PNM’s initial proposal, submitted to regulators last summer, called for scaling back its solar incentive programs.
“Because there was so much concern that came out of the original filing, we decided it was in our best interest and everybody’s best interest to try to come to an agreement that worked for everyone,” said PNM spokeswoman Cathy Garber.
Six percent of the energy generated by utilities that provide New Mexico customers with electricity must come from renewable resources such as solar or wind. That requirement increases to 10 percent next year and 20 percent by 2020.
Garber said PNM must meet the state’s requirement while trying to keep electricity affordable for its customers.
“That’s a hard mix, so when we can have other people’s input and other ideas at the table, it’s always helpful,” she said.
Experts say negotiations like those that led to the PNM plan are becoming more common as utilities try to avoid regulatory delays and courtroom battles. Negotiations also are becoming more of a necessity since much of the development of renewable energy and energy efficiency programs takes place outside utilities.
“It used to be that your resource planning was between the consumer advocate, the utility and the commission, and it was how can we keep the lights on at the lowest cost. Now, it’s a little more complicated. You have these other objectives and other players,” said Adam Pollock, research analyst with the National Regulatory Research Institute in Maryland.
In New Mexico, environmentalists and officials with the renewable energy industry said PNM’s initial decision to limit its solar incentive programs would have had a chilling effect on the young solar panel installation businesses that have popped up around the state.
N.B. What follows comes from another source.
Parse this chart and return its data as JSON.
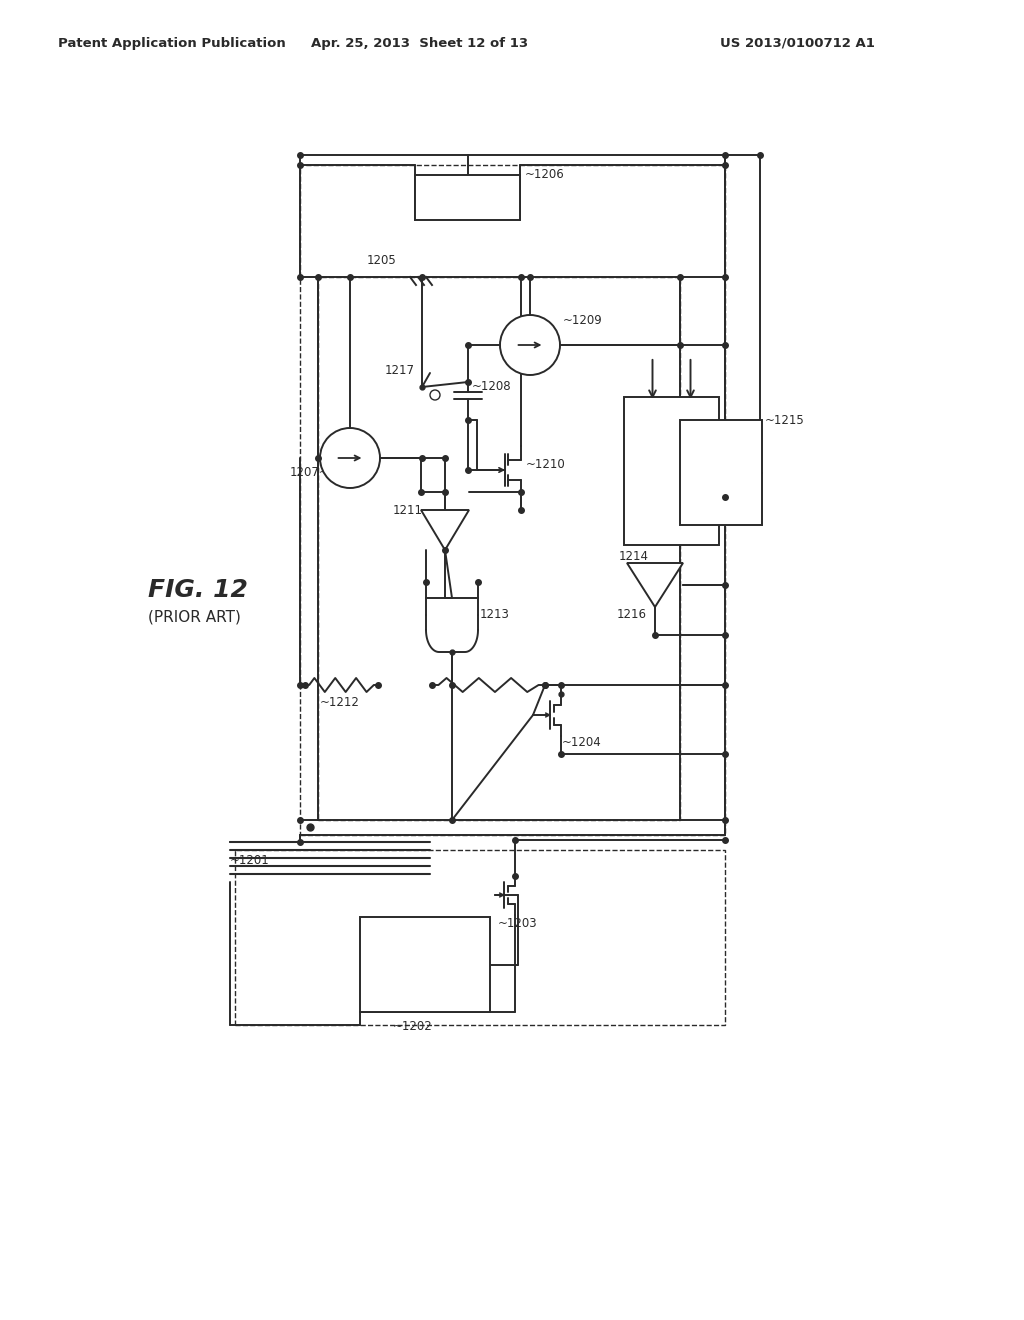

David Griscom, a program manager with the Regional Development Corp. in Santa Fe, said the utility’s initial plan seemed counter to the goals of state leaders who have tried to position New Mexico as a clean energy state with a green economy.
“From an economic development standpoint, for the renewable energy industry in New Mexico to make strategic decisions, investment decisions, they need certainty. They need to know a particular incentive program is going to be in place for X number of years so they can build their businesses,” Griscom said.
If the Public Regulation Commission approves PNM’s new plan, those businesses will have some certainty.
The proposal lays the groundwork for the utility’s first significant venture into utility-scale solar with construction of up to 45 megawatts of capacity. It also allows for up to 10 megawatts of PNM-owned solar facilities to be sited at government and tax-exempt facilities that currently cannot take advantage of solar tax credits.
The utility also plans to build a biogas plant and develop a 500-kilowatt solar demonstration project for testing energy storage technologies.
As for incentives, the plan would expand the program for customers with solar systems from 2 megawatts to 24 megawatts and change the way customers are compensated for the power their systems generate.
Currently, PNM provides customers with a renewable energy credit for the electricity they generate and use and a net-metering credit for any excess power. The proposed program would give customers one credit for energy produced by their systems.
The credits would range from 22 cents to 26 cents per kilowatt hour based on the size of the customer’s system. When certain participation levels are reached, the credits would be reduced. The credits could eventually bottom out at 16 cents per kilowatt hour.
Those who negotiated the new plan said the tiered reductions would help control the program’s cost as more people participate.